Cavanaugh, 51, took this special election to replace Manchester Democrat Scott McGilvray who died suddenly last March.
The unofficial total was 4,746 for Cavanaugh (54.7 percent) to 3,814 for Boutin (44 percent) and 109 (1.3 percent) for Libertarian Party nominee Jason Dubrow of Dunbarton.
An assistant business manager with the International Brotherhood of Electrical Workers, Cavanaugh, 51, had strong union backing and the endorsement from McGilvray’s widow.
He rolled up big victories in the three Manchester wards in this district with more than 61 percent of the vote and Bow added another 312 votes to his lead over Boutin.

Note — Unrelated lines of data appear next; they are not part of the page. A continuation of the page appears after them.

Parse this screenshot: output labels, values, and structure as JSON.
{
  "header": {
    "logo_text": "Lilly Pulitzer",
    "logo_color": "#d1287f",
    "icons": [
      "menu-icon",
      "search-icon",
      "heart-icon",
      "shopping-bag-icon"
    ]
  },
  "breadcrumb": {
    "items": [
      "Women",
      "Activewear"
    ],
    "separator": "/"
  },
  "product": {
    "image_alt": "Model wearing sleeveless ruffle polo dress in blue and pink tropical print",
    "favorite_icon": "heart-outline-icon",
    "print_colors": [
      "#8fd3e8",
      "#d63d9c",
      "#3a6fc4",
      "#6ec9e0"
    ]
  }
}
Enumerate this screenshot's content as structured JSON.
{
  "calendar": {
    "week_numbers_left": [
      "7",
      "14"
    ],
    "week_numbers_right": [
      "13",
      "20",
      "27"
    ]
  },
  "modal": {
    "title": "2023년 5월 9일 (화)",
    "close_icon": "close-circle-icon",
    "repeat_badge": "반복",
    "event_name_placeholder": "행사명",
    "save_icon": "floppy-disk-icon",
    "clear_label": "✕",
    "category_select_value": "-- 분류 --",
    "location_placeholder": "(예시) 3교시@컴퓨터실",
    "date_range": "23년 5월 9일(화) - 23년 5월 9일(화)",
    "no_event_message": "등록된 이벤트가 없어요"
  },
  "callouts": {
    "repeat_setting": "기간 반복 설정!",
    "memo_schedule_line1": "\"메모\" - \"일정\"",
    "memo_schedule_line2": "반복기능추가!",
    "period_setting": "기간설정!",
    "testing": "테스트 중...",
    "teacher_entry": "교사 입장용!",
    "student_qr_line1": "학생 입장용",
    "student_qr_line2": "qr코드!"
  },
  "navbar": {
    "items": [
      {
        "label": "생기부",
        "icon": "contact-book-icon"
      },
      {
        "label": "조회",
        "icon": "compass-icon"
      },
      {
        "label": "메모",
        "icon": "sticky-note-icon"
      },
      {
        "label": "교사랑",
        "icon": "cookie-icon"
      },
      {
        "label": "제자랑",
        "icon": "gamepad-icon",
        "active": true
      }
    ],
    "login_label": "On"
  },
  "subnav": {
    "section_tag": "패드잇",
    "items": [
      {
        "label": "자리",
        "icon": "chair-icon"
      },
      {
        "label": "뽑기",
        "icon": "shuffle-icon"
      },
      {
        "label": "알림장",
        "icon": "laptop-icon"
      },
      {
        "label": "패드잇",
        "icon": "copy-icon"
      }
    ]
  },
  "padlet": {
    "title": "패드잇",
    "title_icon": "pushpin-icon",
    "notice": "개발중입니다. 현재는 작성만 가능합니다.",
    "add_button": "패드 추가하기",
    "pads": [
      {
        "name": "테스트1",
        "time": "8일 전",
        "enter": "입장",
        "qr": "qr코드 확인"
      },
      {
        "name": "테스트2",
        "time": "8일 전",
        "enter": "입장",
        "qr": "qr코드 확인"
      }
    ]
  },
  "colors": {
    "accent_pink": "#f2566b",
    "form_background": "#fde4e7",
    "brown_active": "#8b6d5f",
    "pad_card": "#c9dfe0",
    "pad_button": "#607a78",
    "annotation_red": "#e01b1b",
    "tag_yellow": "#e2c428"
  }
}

Boutin pulled out wins in Candia (by 119), Hooksett (by 162) and Dunbarton (by 19) but the margins weren’t nearly enough to close the gap.
Observers from both sides privately reported Cavanaugh’s get-out-the-vote operation was excellent though the New Hampshire Republican State Committee had made its own major investment spending $61,000 on paid media attacking Cavanaugh.
Most of the state GOP money came from the Senate Majority PAC that President Chuck Morse, R-Salem, controls.
Cavanaugh raised an impressive $107,000 war chest for the job that pays $100 a year.
The district includes Manchester Wards 1, 2 and 12 along with the towns of Hooksett, Bow, Candia and Dunbarton.
Democratic Chairman Raymond Buckley called Cavanaugh’s double digit-win a “stunning repudiation of the reckless, Trump-Sununu agenda.”
Boutin, 64, first won this seat in a special election in 2009.
In 2016, Boutin voluntarily left this seat he had held for seven years to help care for his daughter who was pregnant at the time.
When the seat opened back up, Boutin said his family along with many prominent Republicans encouraged him to try and get it back.
During the campaign, Cavanaugh emphasized public education and especially full-day public kindergarten.